= Speech Application Language Tags =

Speech Application Language Tags (SALT) is an XML-based markup language that is used in HTML and XHTML pages to add voice recognition capabilities to web-based applications.

==Description==
Speech Application Language Tags enables multimodal and telephony-enabled access to information, applications, and Web services from PCs, telephones, tablet PCs, and wireless personal digital assistants (PDAs). The Speech Application Language Tags extend existing mark-up languages such as HTML, XHTML, and XML. Multimodal access will enable users to interact with an application in a variety of ways: they will be able to input data using speech, a keyboard, keypad, mouse and/or stylus, and produce data as synthesized speech, audio, plain text, motion video, and/or graphics.

==History==
SALT was developed as a competitor to VoiceXML and was supported by the SALT Forum. The SALT Forum was founded on October 15, 2001, by Microsoft, along with Cisco Systems, Comverse, Intel, Philips Consumer Electronics, and ScanSoft. The SALT 1.0 specification was submitted to the W3C (World Wide Web Consortium) for review in August 2002. However, the W3C continued developing its VoiceXML 2.0 standard, which reached the final "Recommendation" stage in March 2004.

By 2006, Microsoft realized Speech Server had to support the W3C VoiceXML standard to remain competitive. Microsoft joined the VoiceXML Forum as a Promoter in April of that year. Speech Server 2007 supports VoiceXML 2.0 and 2.1 in addition to SALT. In 2007, Microsoft purchased Tellme, one of the largest VoiceXML service providers.

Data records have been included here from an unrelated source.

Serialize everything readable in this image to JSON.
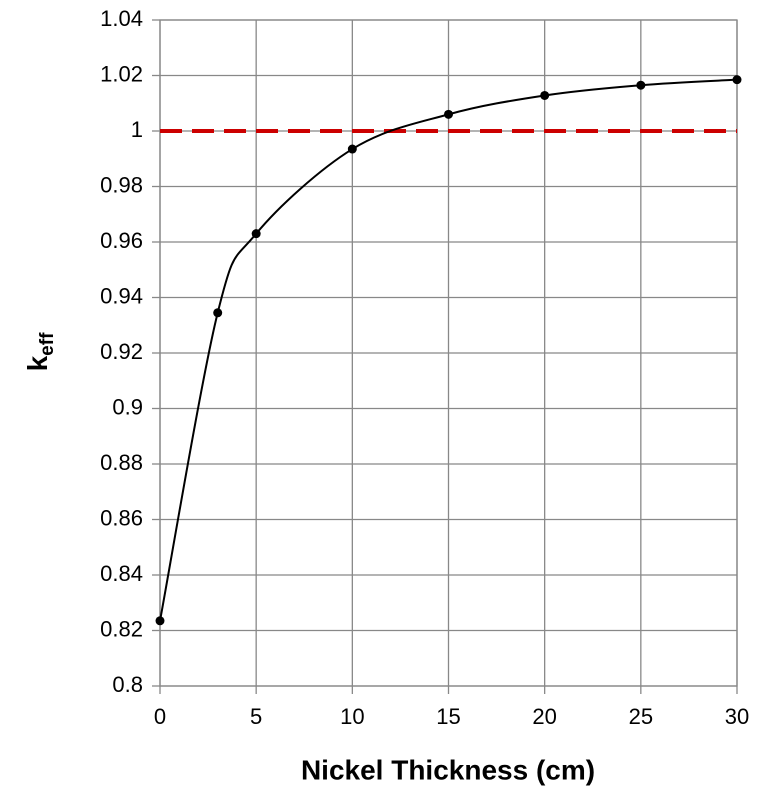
{
  "chart_data": {
    "type": "line",
    "x_label": "Nickel Thickness (cm)",
    "y_label": {
      "text": "k",
      "subscript": "eff"
    },
    "x": [
      0,
      3,
      5,
      10,
      15,
      20,
      25,
      30
    ],
    "series": [
      {
        "color": "#000000",
        "values": [
          0.8235,
          0.9345,
          0.963,
          0.9935,
          1.006,
          1.0128,
          1.0165,
          1.0185
        ]
      }
    ],
    "reference_line": {
      "value": 1,
      "color": "#cc0000",
      "dashed": true
    },
    "smooth": true,
    "xlim": [
      0,
      30
    ],
    "xticks": [
      0,
      5,
      10,
      15,
      20,
      25,
      30
    ],
    "ylim": [
      0.8,
      1.04
    ],
    "yticks": [
      0.8,
      0.82,
      0.84,
      0.86,
      0.88,
      0.9,
      0.92,
      0.94,
      0.96,
      0.98,
      1,
      1.02,
      1.04
    ],
    "grid": true
  }
}
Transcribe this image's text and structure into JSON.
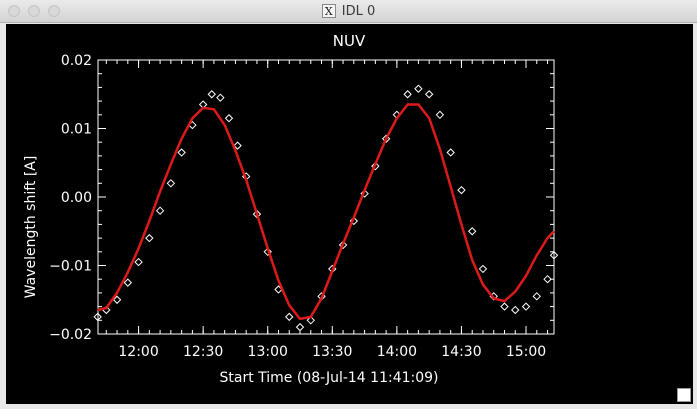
{
  "window": {
    "title": "IDL 0"
  },
  "chart_data": {
    "type": "scatter",
    "title": "NUV",
    "xlabel": "Start Time (08-Jul-14 11:41:09)",
    "ylabel": "Wavelength shift [A]",
    "xlim": [
      "11:41:09",
      "15:13:00"
    ],
    "ylim": [
      -0.02,
      0.02
    ],
    "x_ticks": [
      "12:00",
      "12:30",
      "13:00",
      "13:30",
      "14:00",
      "14:30",
      "15:00"
    ],
    "y_ticks": [
      "0.02",
      "0.01",
      "0.00",
      "−0.01",
      "−0.02"
    ],
    "y_tick_values": [
      0.02,
      0.01,
      0.0,
      -0.01,
      -0.02
    ],
    "series": [
      {
        "marker": "diamond-outline",
        "color": "#ffffff",
        "x": [
          "11:41",
          "11:45",
          "11:50",
          "11:55",
          "12:00",
          "12:05",
          "12:10",
          "12:15",
          "12:20",
          "12:25",
          "12:30",
          "12:34",
          "12:38",
          "12:42",
          "12:46",
          "12:50",
          "12:55",
          "13:00",
          "13:05",
          "13:10",
          "13:15",
          "13:20",
          "13:25",
          "13:30",
          "13:35",
          "13:40",
          "13:45",
          "13:50",
          "13:55",
          "14:00",
          "14:05",
          "14:10",
          "14:15",
          "14:20",
          "14:25",
          "14:30",
          "14:35",
          "14:40",
          "14:45",
          "14:50",
          "14:55",
          "15:00",
          "15:05",
          "15:10",
          "15:13"
        ],
        "values": [
          -0.0175,
          -0.0165,
          -0.015,
          -0.0125,
          -0.0095,
          -0.006,
          -0.002,
          0.002,
          0.0065,
          0.0105,
          0.0135,
          0.015,
          0.0145,
          0.0115,
          0.0075,
          0.003,
          -0.0025,
          -0.008,
          -0.0135,
          -0.0175,
          -0.019,
          -0.018,
          -0.0145,
          -0.0105,
          -0.007,
          -0.0035,
          0.0005,
          0.0045,
          0.0085,
          0.012,
          0.015,
          0.0158,
          0.015,
          0.012,
          0.0065,
          0.001,
          -0.005,
          -0.0105,
          -0.0145,
          -0.016,
          -0.0165,
          -0.016,
          -0.0145,
          -0.012,
          -0.0085
        ]
      },
      {
        "marker": "line",
        "color": "#dd1a1a",
        "x": [
          "11:41",
          "11:45",
          "11:50",
          "11:55",
          "12:00",
          "12:05",
          "12:10",
          "12:15",
          "12:20",
          "12:25",
          "12:30",
          "12:35",
          "12:40",
          "12:45",
          "12:50",
          "12:55",
          "13:00",
          "13:05",
          "13:10",
          "13:15",
          "13:20",
          "13:25",
          "13:30",
          "13:35",
          "13:40",
          "13:45",
          "13:50",
          "13:55",
          "14:00",
          "14:05",
          "14:10",
          "14:15",
          "14:20",
          "14:25",
          "14:30",
          "14:35",
          "14:40",
          "14:45",
          "14:50",
          "14:55",
          "15:00",
          "15:05",
          "15:10",
          "15:13"
        ],
        "values": [
          -0.0165,
          -0.0162,
          -0.014,
          -0.011,
          -0.0075,
          -0.0035,
          0.0008,
          0.0048,
          0.0085,
          0.0115,
          0.013,
          0.0128,
          0.0105,
          0.0068,
          0.0025,
          -0.0025,
          -0.0075,
          -0.0122,
          -0.0158,
          -0.0178,
          -0.0175,
          -0.0148,
          -0.0108,
          -0.0068,
          -0.003,
          0.001,
          0.0048,
          0.0085,
          0.0115,
          0.0135,
          0.0135,
          0.0115,
          0.007,
          0.0015,
          -0.004,
          -0.0092,
          -0.0128,
          -0.0148,
          -0.0152,
          -0.0138,
          -0.0115,
          -0.0085,
          -0.006,
          -0.005
        ]
      }
    ]
  }
}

By that point nearly every other SALT Forum company had committed to VoiceXML. The last press release posted to the SALT Forum website was in 2003, while the VoiceXML Forum is quite active. "SALT [Speech Application Language Tags] is a direct competitor but has not reached the level of maturity of VoiceXML in the standards process," said Bill Meisel, principal at TMA Associates, a speech technology research firm.

== Usage ==
The Microsoft Speech Server 2004 product supports SALT, while Microsoft Speech Server 2007 supports SALT in addition to VoiceXML 2.0 and 2.1. There is also a speech add-in for Internet Explorer that interprets SALT tags on web pages, available as part of the Microsoft Speech Application SDK.